What if I "need" to lose weight because my BMI is considered too high? 

I totally understand why this is a concern since BMI is so engrained in the healthcare system, but I don’t put much emphasis on it. Here's why:

The BMI (or the Body Mass Index) is a tool that's been used for years as a method for measuring body fat through using an equation that calculates a weight:height ratio, but it's been shown repeatedly that it's not really effective or accurate. In fact, a 2016 review found that using this tool, between 2005 and 2012 alone, nearly 75,000,000 people in the United States were misclassified as being "healthy" or "unhealthy" based on their number. This isn’t surprising to me as I’ve met many individuals in smaller bodies who don’t take great care of themselves, along with people in larger bodies who do.

Weight isn't the end-all be-all for health, we just all come in different shapes and sizes. Why does it make sense for someone who is naturally in a larger frame to try to be the same size as someone who has always been petite? 

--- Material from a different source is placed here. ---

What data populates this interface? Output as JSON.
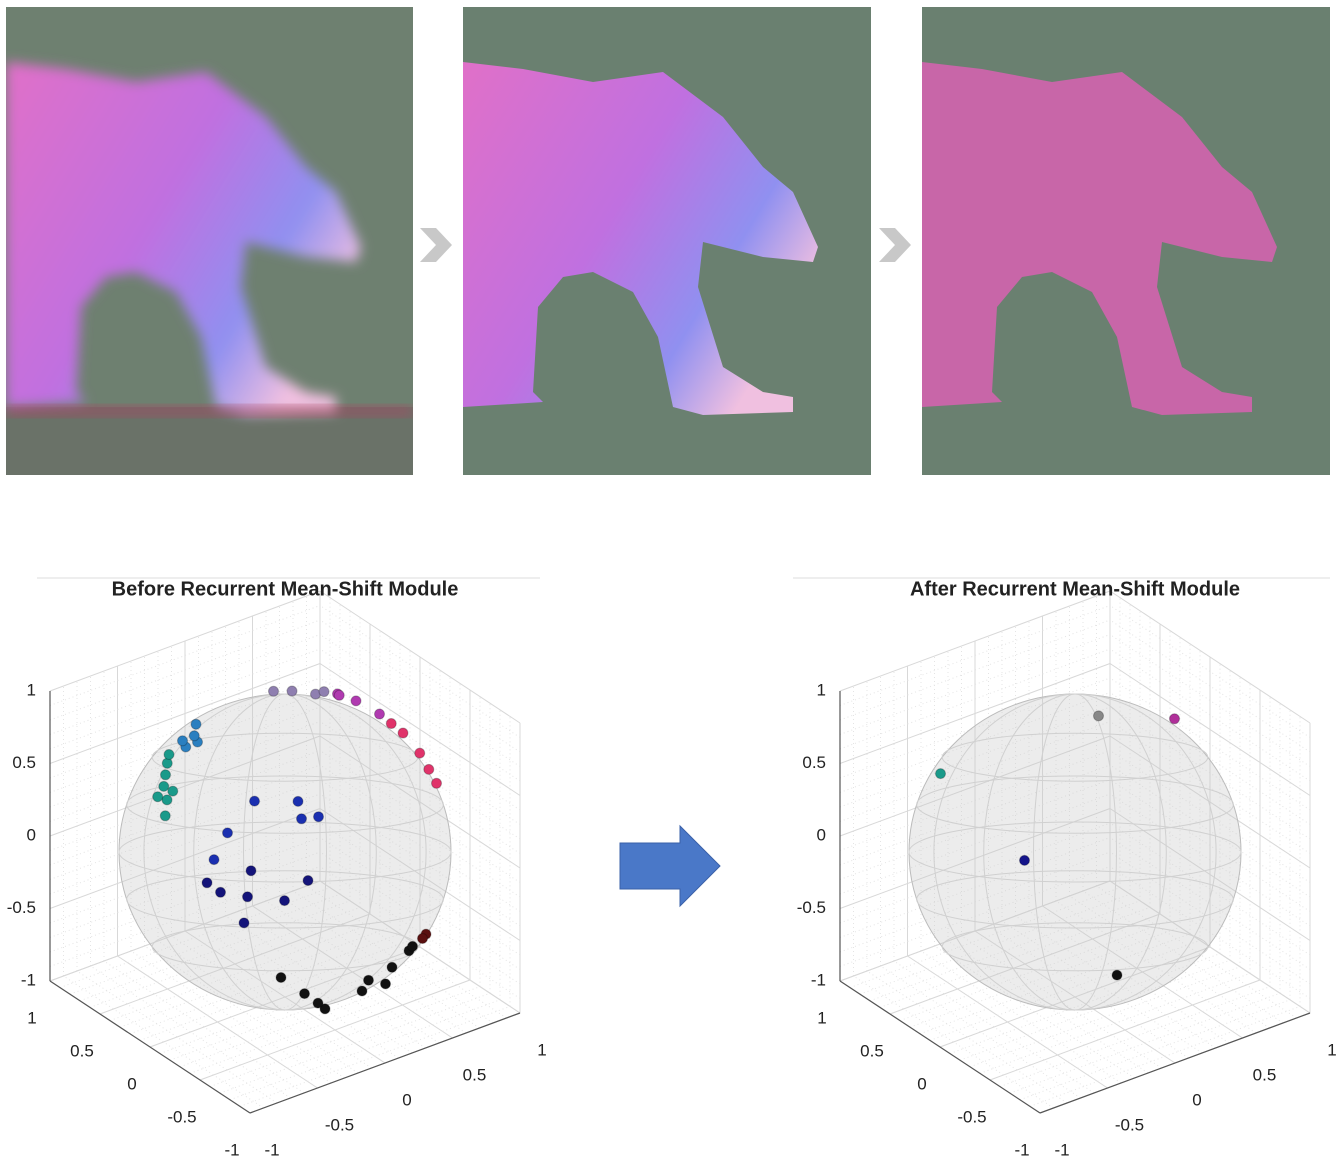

I’ve also found in all of my years working with clients (both as a dietitian and a personal trainer) that weight goals are such a distraction to improving health. I remember feeling so proud of clients who made certain behavior changes, then feeling defeated because they would ditch said behaviors because the scale wasn't moving in the direction they wanted.  

How do you measure progress with clients if you don't focus on the number on the scale? 

My goal in working with clients is to measure progress based on what the individual ultimately wants to achieve and there are so many non weight-related options whether that be feeling more energized during the workday, sleeping better, running a 5k for the first time, finding food freedom, or incorporating more cooking into their lives. 

I understand that not everyone jives with this approach and I totally respect that. This is just an example of how my approach has evolved over the years and I love being able to share it with those who may otherwise have never even been exposed to a non-traditional option.